The more you walk the better off you are. Getting around in Sri Lanka on your own steam is a bit of a challenge, but so is public transportation, a tuk tuk, even a private driver. So there's real meaning to the traditional adage "Avidepaya deha swati, which translates roughly as "walking legs are a thousand values."
Walking provides the fine-grained perspective I need for landscape studies, the focus of my Fulbright work here in Sri Lanka. Walking imbues you with the sights, smells, and sounds of unexpected places. Turns you make, sights you uncover by accident, the dual challenges of being lost and finding your way. Walking is hard work and it's lightness itself. Whatever you do here you sweat, no matter how still and quiet you stay. So you might as well sweat by wandering through unknown country. It reminds me of when we had small twins. Could we really take them camping all over northern California? It was just as hard to stay home, so why not?
It's about time I got back into the field and did some walking. We came back to Colombo for the Fulbright orientation. Three days of presentations by Sri Lanka's educated, activist elite, at least those chosen by the Fulbright as fit for our consumption, were followed by twenty hours of Sinhala lessons spread over several weeks. A couple of Saturdays at Moratuwa University, where I'm officially commissioned, rounded out our time here. There seemed to be something to do so we stayed. There was much to do and there was nothing to do. If frustration is a gift, as I feel it is, then I plucked and developed enough frustration to propel me through the next few months. What I'm after may not be answerable. Clues and cues may end up unfound and uncovered. But I must try.
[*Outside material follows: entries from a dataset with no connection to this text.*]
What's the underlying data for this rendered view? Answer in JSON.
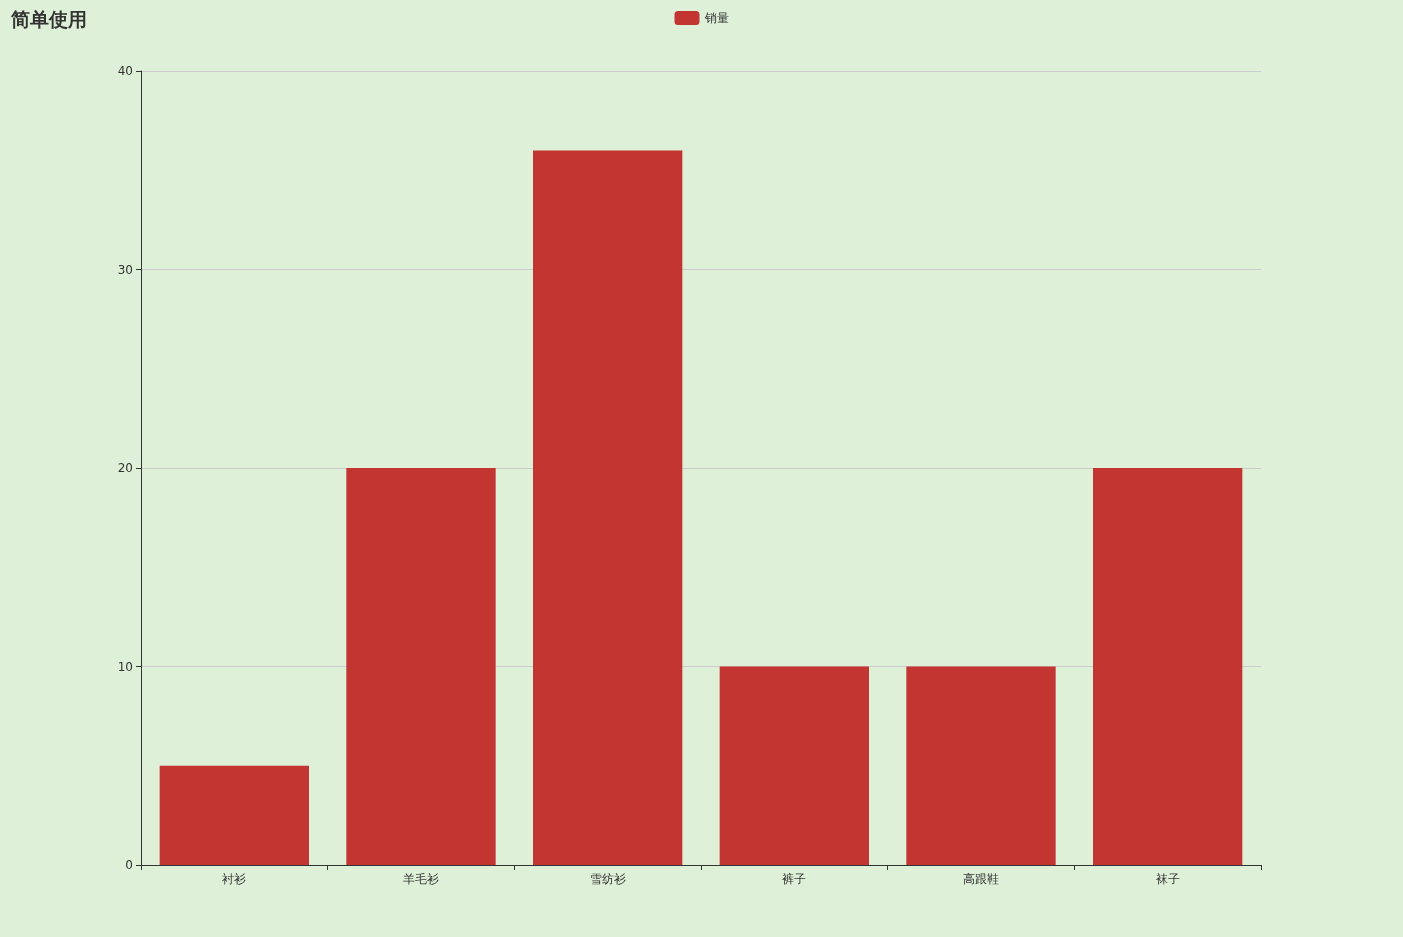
{
  "chart_data": {
    "type": "bar",
    "title": "简单使用",
    "categories": [
      "衬衫",
      "羊毛衫",
      "雪纺衫",
      "裤子",
      "高跟鞋",
      "袜子"
    ],
    "series": [
      {
        "name": "销量",
        "color": "#c23531",
        "values": [
          5,
          20,
          36,
          10,
          10,
          20
        ]
      }
    ],
    "ylim": [
      0,
      40
    ],
    "yticks": [
      0,
      10,
      20,
      30,
      40
    ],
    "grid": "y",
    "legend": "top"
  }
}
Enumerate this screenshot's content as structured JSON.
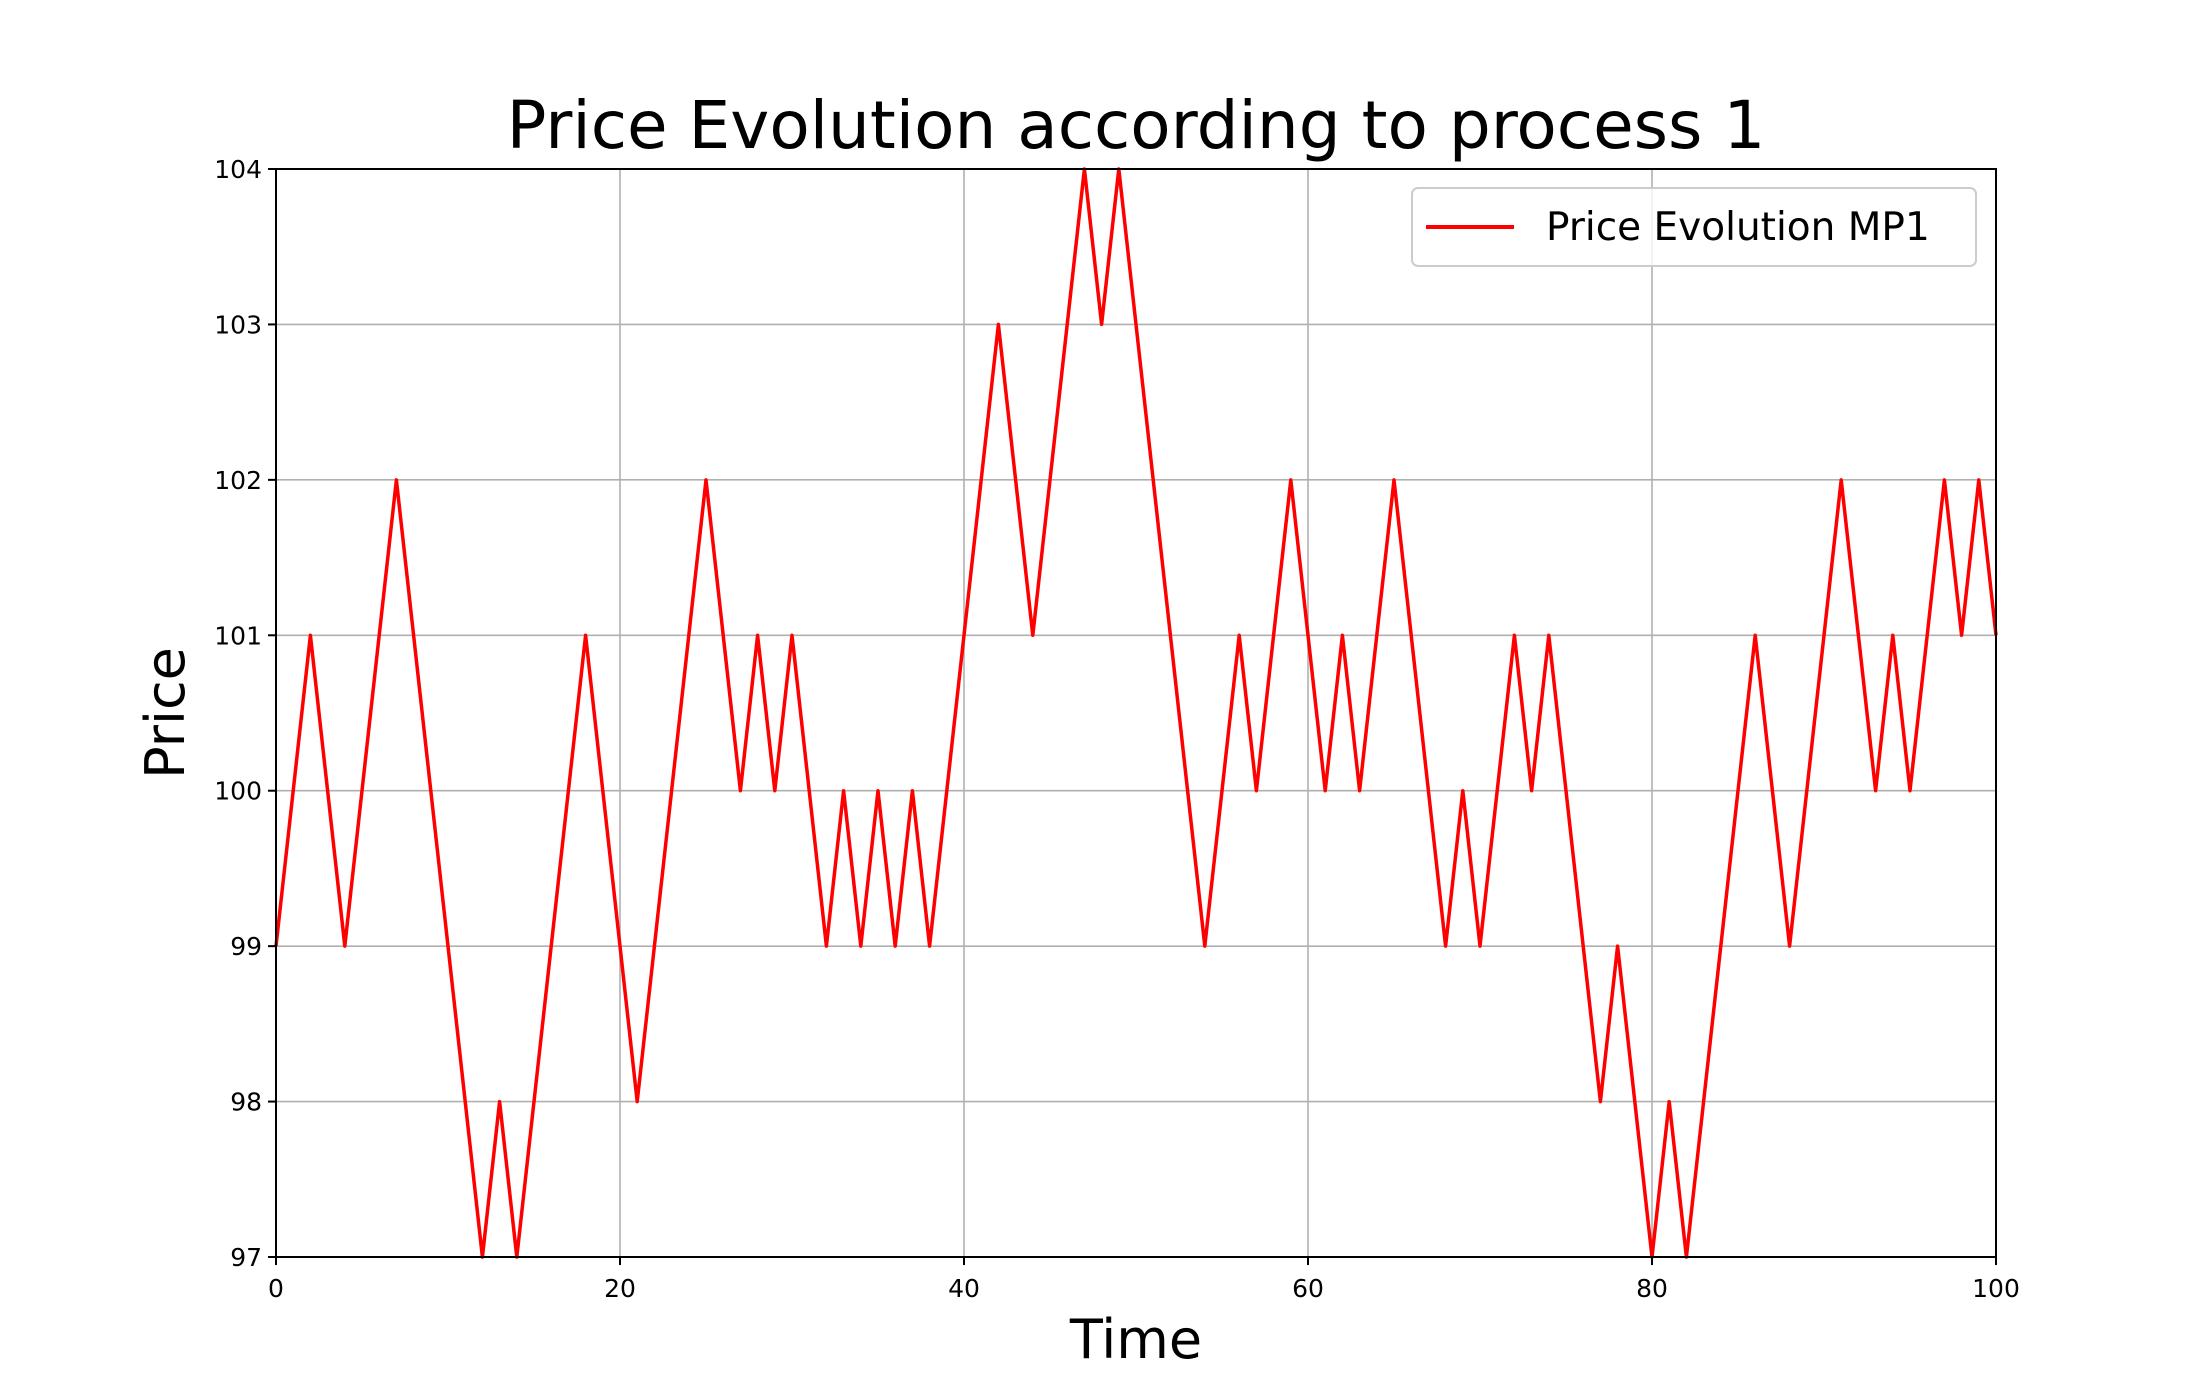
{
  "chart_data": {
    "type": "line",
    "title": "Price Evolution according to process 1",
    "xlabel": "Time",
    "ylabel": "Price",
    "xlim": [
      0,
      100
    ],
    "ylim": [
      97,
      104
    ],
    "xticks": [
      0,
      20,
      40,
      60,
      80,
      100
    ],
    "yticks": [
      97,
      98,
      99,
      100,
      101,
      102,
      103,
      104
    ],
    "grid": true,
    "legend": {
      "position": "top-right"
    },
    "series": [
      {
        "name": "Price Evolution MP1",
        "color": "#ff0000",
        "x": [
          0,
          2,
          4,
          7,
          12,
          13,
          14,
          18,
          21,
          25,
          27,
          28,
          29,
          30,
          32,
          33,
          34,
          35,
          36,
          37,
          38,
          42,
          44,
          47,
          48,
          49,
          54,
          56,
          57,
          59,
          61,
          62,
          63,
          65,
          68,
          69,
          70,
          72,
          73,
          74,
          77,
          78,
          80,
          81,
          82,
          86,
          88,
          91,
          93,
          94,
          95,
          97,
          98,
          99,
          100
        ],
        "y": [
          99,
          101,
          99,
          102,
          97,
          98,
          97,
          101,
          98,
          102,
          100,
          101,
          100,
          101,
          99,
          100,
          99,
          100,
          99,
          100,
          99,
          103,
          101,
          104,
          103,
          104,
          99,
          101,
          100,
          102,
          100,
          101,
          100,
          102,
          99,
          100,
          99,
          101,
          100,
          101,
          98,
          99,
          97,
          98,
          97,
          101,
          99,
          102,
          100,
          101,
          100,
          102,
          101,
          102,
          101
        ]
      }
    ]
  }
}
I made several visits to the library and archives at the National Museum, some more fruitful than others. Today for example, the first two books I requested were unavailable. A third book was proffered, but a mistake in the call number (theirs not mine) had the librarian querying, "Sinhala pulawande?" (Can you speak Sinhala?) as she handed me a bound book of pamphlets in Sinhala. The fourth book I asked for might have been available but I never got it. Instead the smiling librarian started bringing me bound volumes of the "Ceylon Literary Gazette" from the 1880s. Their crumbling pages were incised with the ramblings of bookworms that had eaten through hundreds of pages in an identical pattern. Worse, the print was so light--there was so little contrast between the fading light brown letters and the darkening yellow of the pages, that I had to use my phone's flashlight to make out what was written. A few articles on tanks called to me through pages effaced by rot. Literally they'd been rubbed clean by time. There was only a blur of embedded dust where living words once were. I left with my eyes stinging and faded. Nothing but time and towering clouds to restore my sight.
If the library has posed a conundrum how much more talking with colleagues and friends. I've written before about people's dozen truths about tanks. Everyone is eager to talk. What I'm looking for is the truths beneath the truths. I think I can only find them in the field where there's less talk.
A few days ago I told the driver who took me to the spectacular Kelaniya Vihara that we had spent days and weeks walking, walking through Vavuniya, Jaffna, and Batticaloa. Making his way through the smoky noisy screeching Colombo streets he smiled quietly and offered a quote from his grandfather, "Avidepaya deha swati." Walking legs are a thousand values.